Thanksgiving

November 1954

[cornucopia]
 

British Honduras did not celebrate the United States Thanksgiving, of course, but Bucher and I agreed that it was important for the children that our family mark the day. We invited Callie and Ford Young to join us in whatever I was able to produce as a traditional Thanksgiving dinner.

[Youngs]
Callie and Ford Young, 1994

Multi-talented Ford, a geologist originally from Oregon, was manager for Gulf Oil Company, which was drilling in the Yalbac area near the Guatemalan border. Callie embodied the graciousness of her New England background. She and I found that our grandmothers might have been soul-mates, their admonitions were so similar. Although they were U.S. Citizens, Callie and Ford had spent years in Colombia, Nicaragua, and Belize. They had drifted away from celebrating U.S. holidays by themselves. Callie in particular looked forward to helping us celebrate the traditional holiday.

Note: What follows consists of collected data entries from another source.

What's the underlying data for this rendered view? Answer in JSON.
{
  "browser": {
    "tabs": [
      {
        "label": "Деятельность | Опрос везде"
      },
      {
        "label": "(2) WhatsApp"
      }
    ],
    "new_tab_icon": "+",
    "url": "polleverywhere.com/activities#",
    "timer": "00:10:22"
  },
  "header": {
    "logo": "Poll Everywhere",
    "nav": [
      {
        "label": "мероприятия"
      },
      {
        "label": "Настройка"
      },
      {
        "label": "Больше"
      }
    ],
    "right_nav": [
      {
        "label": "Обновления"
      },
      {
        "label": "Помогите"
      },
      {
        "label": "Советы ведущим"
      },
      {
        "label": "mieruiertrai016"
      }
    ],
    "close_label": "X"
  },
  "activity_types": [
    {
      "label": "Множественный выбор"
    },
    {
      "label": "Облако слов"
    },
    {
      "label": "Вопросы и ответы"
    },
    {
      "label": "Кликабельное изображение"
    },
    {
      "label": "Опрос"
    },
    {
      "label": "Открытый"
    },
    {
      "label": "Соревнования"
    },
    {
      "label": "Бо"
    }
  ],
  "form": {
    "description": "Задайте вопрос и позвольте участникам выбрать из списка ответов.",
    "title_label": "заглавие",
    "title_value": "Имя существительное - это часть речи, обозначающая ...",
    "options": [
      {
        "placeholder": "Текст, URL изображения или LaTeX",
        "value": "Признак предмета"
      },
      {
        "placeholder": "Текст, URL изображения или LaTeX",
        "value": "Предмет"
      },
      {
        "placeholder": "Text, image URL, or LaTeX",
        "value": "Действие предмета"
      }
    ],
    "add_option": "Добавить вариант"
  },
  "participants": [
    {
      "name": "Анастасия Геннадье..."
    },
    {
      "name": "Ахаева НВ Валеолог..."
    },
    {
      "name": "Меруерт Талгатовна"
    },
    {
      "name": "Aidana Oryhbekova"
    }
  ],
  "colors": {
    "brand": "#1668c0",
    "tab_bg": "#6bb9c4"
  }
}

Just as eggs had been the main ingredient in celebrating our first Belize Easter, so a turkey was the prime requisite for Thanksgiving. My attempts to find one were fruitless. I finally admitted the sad possibility of our having chicken for Thanksgiving Dinner.

I told the whole story of my plans and problems to my hairdresser, Anita Lindo, when I went in for my regular Wednesday appointment. She was a warm, capable person who had become a good friend. I was relaxing under Anita’s soothing ministrations when she suddenly stiffened, shrieked “Your turkey!” and dashed out of her shop, leaving me lathered and lost.

About twenty minutes later she returned triumphantly to announce that she had my bird. She explained that she had glanced out her riverside window as she was teasing my shampoo into suds. She saw a dory being paddled past with a load of live turkeys. She raced out of her house and down the few blocks to the public market, where she intercepted the dory man as he docked at the market wharf. Anita had first choice of the gobbling birds.

[market wharf]
Belize City Market wharf, 1960’s (postcard)

Anita finished my hair and I paid her for her usual services plus her extraordinary one. She handed me the trussed but vocal turkey, which I tenderly placed on the back seat floor of my car. I drove home elated.

Sonia was given charge of the bird. In due course it emerged from her less-than-tender attention. I had never seen as funny-looking a turkey in all my life. Plump it was not. If it had been a person, I might have described it as rangy, with all the implications of muscle and sinew of that word. I was nonplussed at the breastbone, the ridge that should have topped a flare of fleshiness. It was a strong, curving “S” from one end to the other.

There was no time to worry about beauty or even toothsomeness. Thanksgiving was upon us. I stuffed the peculiar bird with my mother’s traditional dressing, and put it into the oven. It emerged some hours later, the most perfectly cooked golden glory of my lifelong cooking career.

Our Thanksgiving dinner was a success. Callie and Ford joined us in laughing at our pièce de résistance, which was a joy to behold and a pain to chew.